Boot Barn has shown decent cash profitability, giving it some flexibility to reinvest or return capital to investors. The company’s free cash flow margin averaged 3.5% over the last two years, slightly better than the broader consumer retail sector.

Taking a step back, we can see that Boot Barn’s margin expanded by 1.4 percentage points over the last year. This is encouraging because it gives the company more optionality.

Boot Barn Trailing 12-Month Free Cash Flow Margin

Boot Barn’s free cash flow clocked in at $148 million in Q4, equivalent to a 21% margin. This result was good as its margin was 2.2 percentage points higher than in the same quarter last year, building on its favorable historical trend.

11. Return on Invested Capital (ROIC)

EPS and free cash flow tell us whether a company was profitable while growing its revenue. But was it capital-efficient? Enter ROIC, a metric showing how much operating profit a company generates relative to the money it has raised (debt and equity).

Boot Barn’s management team makes decent investment decisions and generates value for shareholders. Its five-year average ROIC was 16.2%, slightly better than typical consumer retail business.

12. Balance Sheet Assessment

Boot Barn reported $200.1 million of cash and $704.1 million of debt on its balance sheet in the most recent quarter. As investors in high-quality companies, we primarily focus on two things: 1) that a company’s debt level isn’t too high and 2) that its interest payments are not excessively burdening the business.

Boot Barn Net Debt Position

With $405.2 million of EBITDA over the last 12 months, we view Boot Barn’s 1.2× net-debt-to-EBITDA ratio as safe. We also see its $657,000 of annual interest expenses as appropriate. The company’s profits give it plenty of breathing room, allowing it to continue investing in growth initiatives.

13. Key Takeaways from Boot Barn’s Q4 Results

We were impressed by how significantly Boot Barn blew past analysts’ EBITDA expectations this quarter. We were also glad its revenue guidance for next quarter slightly exceeded Wall Street’s estimates. On the other hand, its EPS guidance for next quarter slightly missed. Overall, this print had some key positives. The stock traded up 3.4% to $189.40 immediately after reporting.

14. Is Now The Time To Buy Boot Barn?

Updated: February 6, 2026 at 9:44 PM EST

Before investing in or passing on Boot Barn, we urge you to understand the company’s business quality (or lack thereof), valuation, and the latest quarterly results - in that order.

There are a lot of things to like about Boot Barn. First off, its revenue growth was decent over the last three years and is expected to accelerate over the next 12 months.

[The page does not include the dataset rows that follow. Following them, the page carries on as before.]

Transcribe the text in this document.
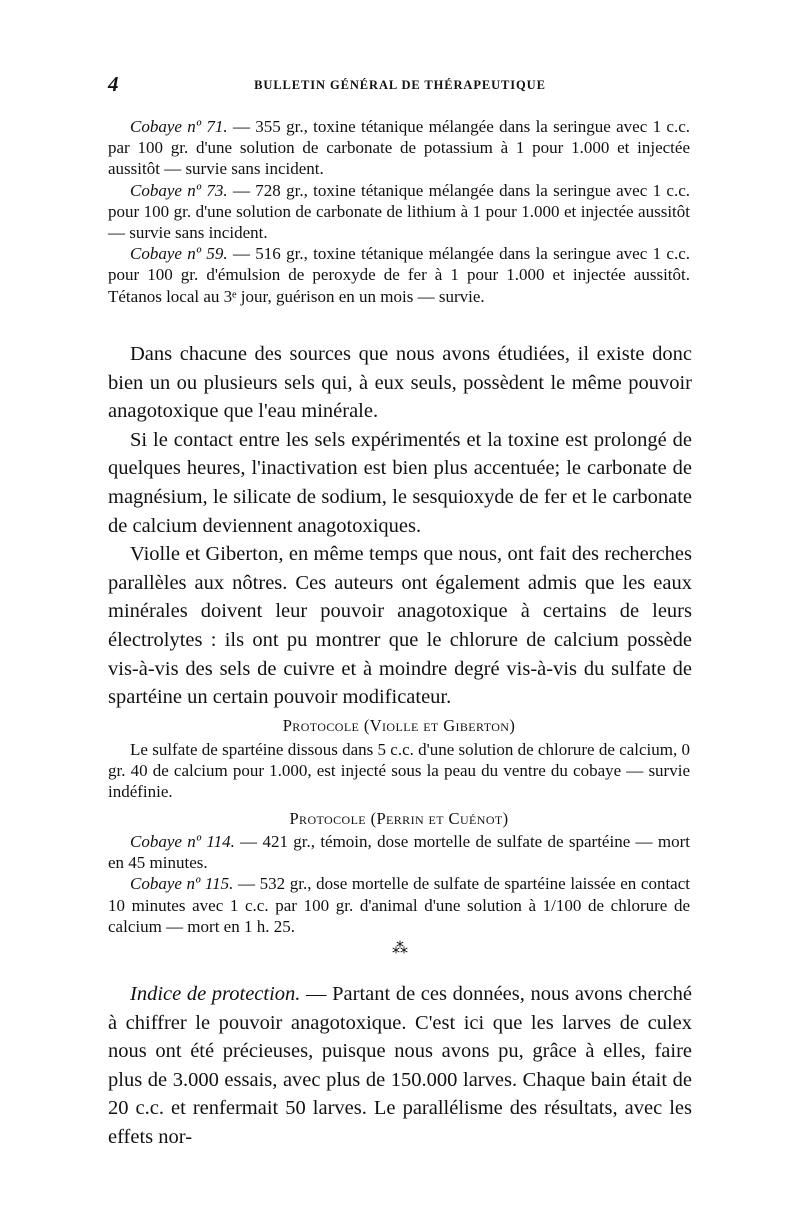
4	BULLETIN GÉNÉRAL DE THÉRAPEUTIQUE

Cobaye nº 71. — 355 gr., toxine tétanique mélangée dans la seringue avec 1 c.c. par 100 gr. d'une solution de carbonate de potassium à 1 pour 1.000 et injectée aussitôt — survie sans incident.

Cobaye nº 73. — 728 gr., toxine tétanique mélangée dans la seringue avec 1 c.c. pour 100 gr. d'une solution de carbonate de lithium à 1 pour 1.000 et injectée aussitôt — survie sans incident.

Cobaye nº 59. — 516 gr., toxine tétanique mélangée dans la seringue avec 1 c.c. pour 100 gr. d'émulsion de peroxyde de fer à 1 pour 1.000 et injectée aussitôt. Tétanos local au 3ᵉ jour, guérison en un mois — survie.

Dans chacune des sources que nous avons étudiées, il existe donc bien un ou plusieurs sels qui, à eux seuls, possèdent le même pouvoir anagotoxique que l'eau minérale.

Si le contact entre les sels expérimentés et la toxine est prolongé de quelques heures, l'inactivation est bien plus accentuée; le carbonate de magnésium, le silicate de sodium, le sesquioxyde de fer et le carbonate de calcium deviennent anagotoxiques.

Violle et Giberton, en même temps que nous, ont fait des recherches parallèles aux nôtres. Ces auteurs ont également admis que les eaux minérales doivent leur pouvoir anagotoxique à certains de leurs électrolytes : ils ont pu montrer que le chlorure de calcium possède vis-à-vis des sels de cuivre et à moindre degré vis-à-vis du sulfate de spartéine un certain pouvoir modificateur.

Protocole (Violle et Giberton)

Le sulfate de spartéine dissous dans 5 c.c. d'une solution de chlorure de calcium, 0 gr. 40 de calcium pour 1.000, est injecté sous la peau du ventre du cobaye — survie indéfinie.

Protocole (Perrin et Cuénot)

Cobaye nº 114. — 421 gr., témoin, dose mortelle de sulfate de spartéine — mort en 45 minutes.

Cobaye nº 115. — 532 gr., dose mortelle de sulfate de spartéine laissée en contact 10 minutes avec 1 c.c. par 100 gr. d'animal d'une solution à 1/100 de chlorure de calcium — mort en 1 h. 25.

⁂

Indice de protection. — Partant de ces données, nous avons cherché à chiffrer le pouvoir anagotoxique. C'est ici que les larves de culex nous ont été précieuses, puisque nous avons pu, grâce à elles, faire plus de 3.000 essais, avec plus de 150.000 larves. Chaque bain était de 20 c.c. et renfermait 50 larves. Le parallélisme des résultats, avec les effets nor-
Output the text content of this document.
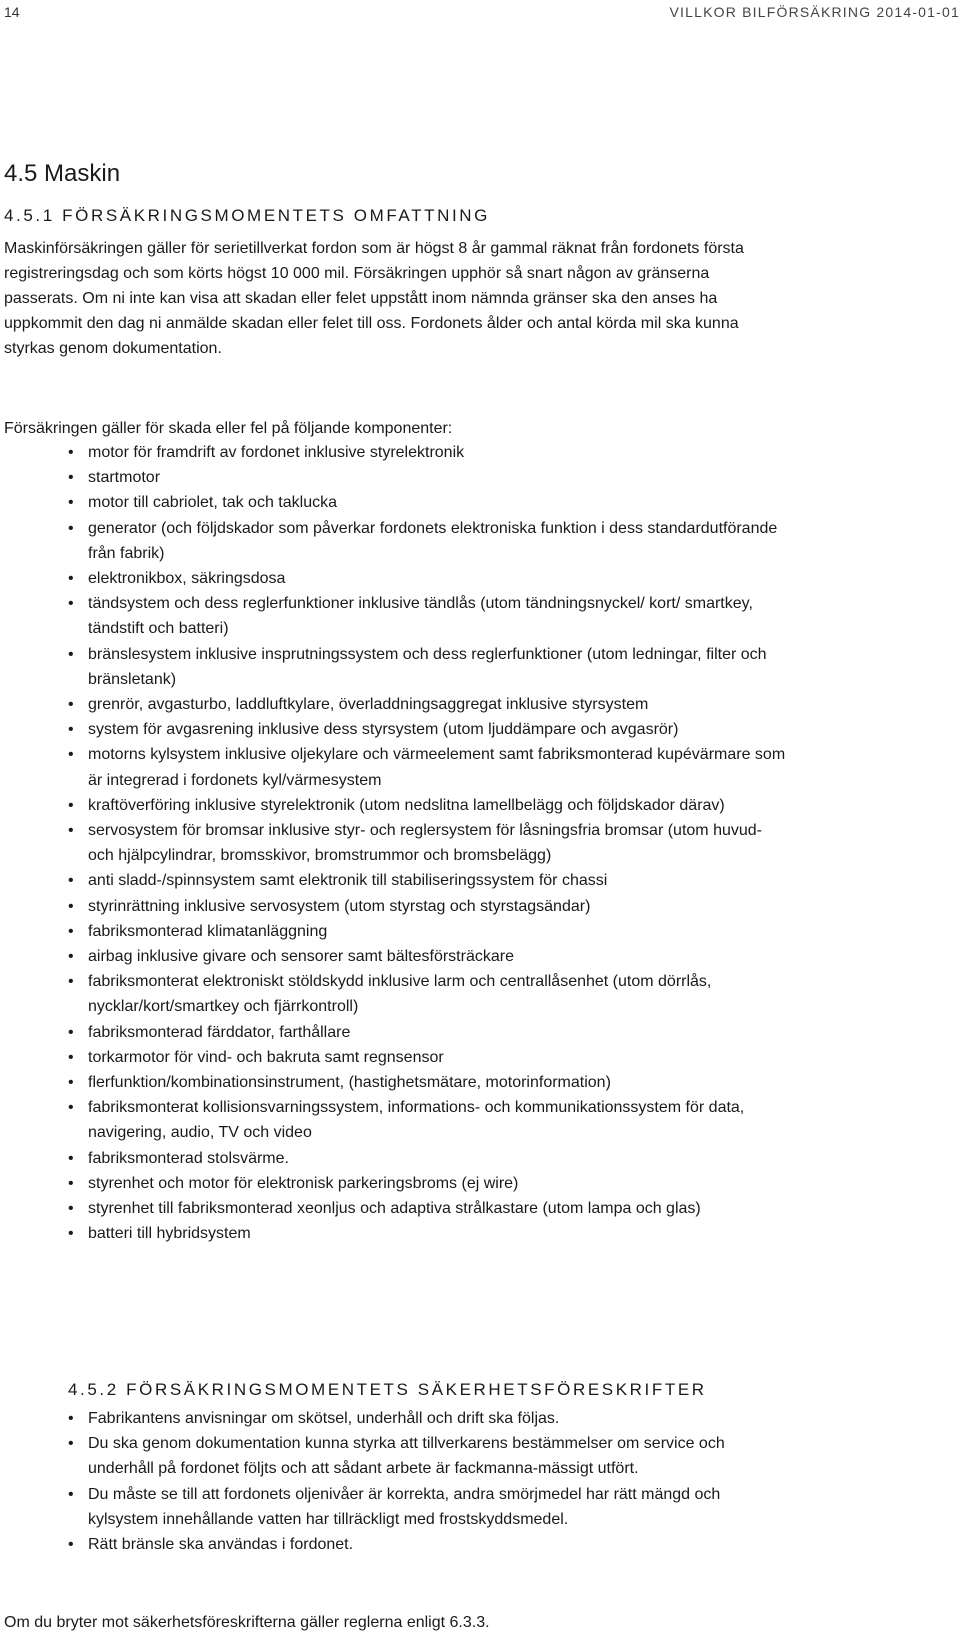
14	VILLKOR BILFÖRSÄKRING 2014-01-01
4.5 Maskin
4.5.1 FÖRSÄKRINGSMOMENTETS OMFATTNING

Maskinförsäkringen gäller för serietillverkat fordon som är högst 8 år gammal räknat från fordonets första registreringsdag och som körts högst 10 000 mil. Försäkringen upphör så snart någon av gränserna passerats. Om ni inte kan visa att skadan eller felet uppstått inom nämnda gränser ska den anses ha uppkommit den dag ni anmälde skadan eller felet till oss. Fordonets ålder och antal körda mil ska kunna styrkas genom dokumentation.

Försäkringen gäller för skada eller fel på följande komponenter:

• motor för framdrift av fordonet inklusive styrelektronik
• startmotor
• motor till cabriolet, tak och taklucka
• generator (och följdskador som påverkar fordonets elektroniska funktion i dess standardutförande från fabrik)
• elektronikbox, säkringsdosa
• tändsystem och dess reglerfunktioner inklusive tändlås (utom tändningsnyckel/ kort/ smartkey, tändstift och batteri)
• bränslesystem inklusive insprutningssystem och dess reglerfunktioner (utom ledningar, filter och bränsletank)
• grenrör, avgasturbo, laddluftkylare, överladdningsaggregat inklusive styrsystem
• system för avgasrening inklusive dess styrsystem (utom ljuddämpare och avgasrör)
• motorns kylsystem inklusive oljekylare och värmeelement samt fabriksmonterad kupévärmare som är integrerad i fordonets kyl/värmesystem
• kraftöverföring inklusive styrelektronik (utom nedslitna lamellbelägg och följdskador därav)
• servosystem för bromsar inklusive styr- och reglersystem för låsningsfria bromsar (utom huvud- och hjälpcylindrar, bromsskivor, bromstrummor och bromsbelägg)
• anti sladd-/spinnsystem samt elektronik till stabiliseringssystem för chassi
• styrinrättning inklusive servosystem (utom styrstag och styrstagsändar)
• fabriksmonterad klimatanläggning
• airbag inklusive givare och sensorer samt bältesförsträckare
• fabriksmonterat elektroniskt stöldskydd inklusive larm och centrallåsenhet (utom dörrlås, nycklar/kort/smartkey och fjärrkontroll)
• fabriksmonterad färddator, farthållare
• torkarmotor för vind- och bakruta samt regnsensor
• flerfunktion/kombinationsinstrument, (hastighetsmätare, motorinformation)
• fabriksmonterat kollisionsvarningssystem, informations- och kommunikationssystem för data, navigering, audio, TV och video
• fabriksmonterad stolsvärme.
• styrenhet och motor för elektronisk parkeringsbroms (ej wire)
• styrenhet till fabriksmonterad xeonljus och adaptiva strålkastare (utom lampa och glas)
• batteri till hybridsystem
4.5.2 FÖRSÄKRINGSMOMENTETS SÄKERHETSFÖRESKRIFTER
• Fabrikantens anvisningar om skötsel, underhåll och drift ska följas.
• Du ska genom dokumentation kunna styrka att tillverkarens bestämmelser om service och underhåll på fordonet följts och att sådant arbete är fackmanna-mässigt utfört.
• Du måste se till att fordonets oljenivåer är korrekta, andra smörjmedel har rätt mängd och kylsystem innehållande vatten har tillräckligt med frostskyddsmedel.
• Rätt bränsle ska användas i fordonet.

Om du bryter mot säkerhetsföreskrifterna gäller reglerna enligt 6.3.3.
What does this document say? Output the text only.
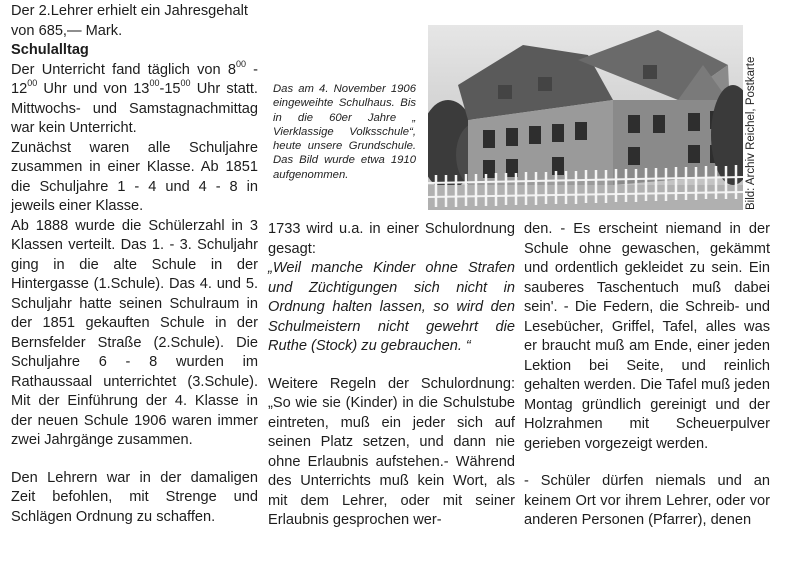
Der 2.Lehrer erhielt ein Jahresgehalt

von 685,— Mark.

Schulalltag

Der Unterricht fand täglich von $8^{00} - 12^{00}$ Uhr und von $13^{00}-15^{00}$ Uhr statt. Mittwochs- und Samstagnachmittag war kein Unterricht.

Zunächst waren alle Schuljahre zusammen in einer Klasse. Ab 1851 die Schuljahre 1 - 4 und 4 - 8 in jeweils einer Klasse.

Ab 1888 wurde die Schülerzahl in 3 Klassen verteilt. Das 1. - 3. Schuljahr ging in die alte Schule in der Hintergasse (1.Schule). Das 4. und 5. Schuljahr hatte seinen Schulraum in der 1851 gekauften Schule in der Bernsfelder Straße (2.Schule). Die Schuljahre 6 - 8 wurden im Rathaussaal unterrichtet (3.Schule). Mit der Einführung der 4. Klasse in der neuen Schule 1906 waren immer zwei Jahrgänge zusammen.

Den Lehrern war in der damaligen Zeit befohlen, mit Strenge und Schlägen Ordnung zu schaffen.

Das am 4. November 1906 eingeweihte Schulhaus. Bis in die 60er Jahre „ Vierklassige Volksschule“, heute unsere Grundschule. Das Bild wurde etwa 1910 aufgenommen.	Bild: Archiv Reichel, Postkarte

1733 wird u.a. in einer Schulordnung gesagt:

„Weil manche Kinder ohne Strafen und Züchtigungen sich nicht in Ordnung halten lassen, so wird den Schulmeistern nicht gewehrt die Ruthe (Stock) zu gebrauchen. “

Weitere Regeln der Schulordnung: „So wie sie (Kinder) in die Schulstube eintreten, muß ein jeder sich auf seinen Platz setzen, und dann nie ohne Erlaubnis aufstehen.- Während des Unterrichts muß kein Wort, als mit dem Lehrer, oder mit seiner Erlaubnis gesprochen wer-

den. - Es erscheint niemand in der Schule ohne gewaschen, gekämmt und ordentlich gekleidet zu sein. Ein sauberes Taschentuch muß dabei sein'. - Die Federn, die Schreib- und Lesebücher, Griffel, Tafel, alles was er braucht muß am Ende, einer jeden Lektion bei Seite, und reinlich gehalten werden. Die Tafel muß jeden Montag gründlich gereinigt und der Holzrahmen mit Scheuerpulver gerieben vorgezeigt werden.

- Schüler dürfen niemals und an keinem Ort vor ihrem Lehrer, oder vor anderen Personen (Pfarrer), denen
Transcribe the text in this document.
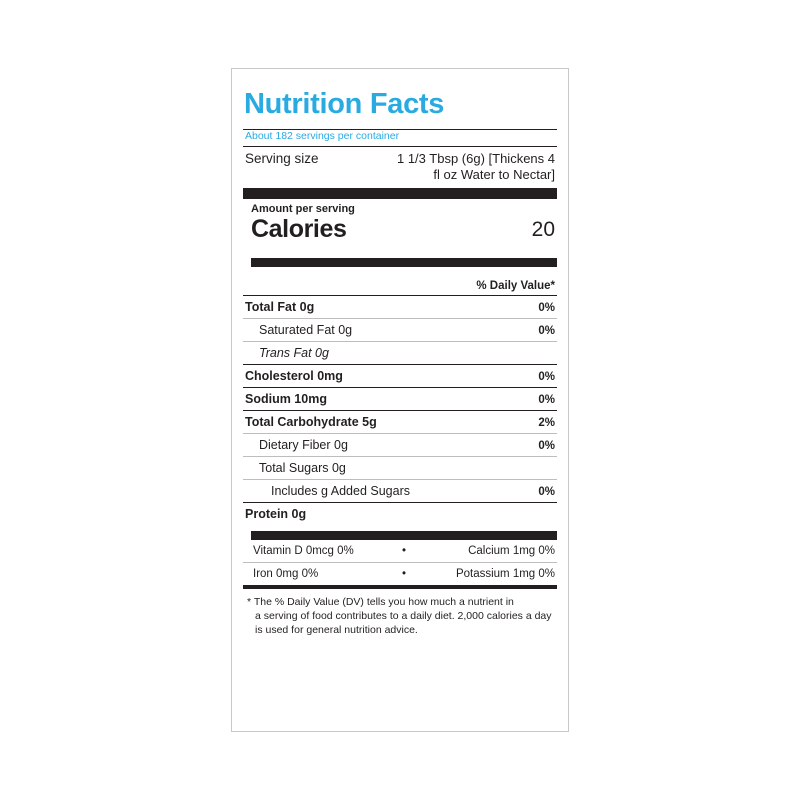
Nutrition Facts
About 182 servings per container
Serving size	1 1/3 Tbsp (6g) [Thickens 4
fl oz Water to Nectar]
Amount per serving
Calories	20
% Daily Value*
Total Fat 0g	0%
Saturated Fat 0g	0%
Trans Fat 0g
Cholesterol 0mg	0%
Sodium 10mg	0%
Total Carbohydrate 5g	2%
Dietary Fiber 0g	0%
Total Sugars 0g
Includes g Added Sugars	0%
Protein 0g
Vitamin D 0mcg 0%	•	Calcium 1mg 0%
Iron 0mg 0%	•	Potassium 1mg 0%
* The % Daily Value (DV) tells you how much a nutrient in
a serving of food contributes to a daily diet. 2,000 calories a day
is used for general nutrition advice.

And while its brand caters to a niche market, its new store openings have increased its brand equity. On top of that, its marvelous same-store sales growth is on another level.

Boot Barn’s P/E ratio based on the next 12 months is 23.1x. When scanning the consumer retail space, Boot Barn trades at a fair valuation. If you trust the business and its direction, this is an ideal time to buy.

Wall Street analysts have a consensus one-year price target of $238.29 on the company (compared to the current share price of $203.59), implying they see 17% upside in buying Boot Barn in the short term.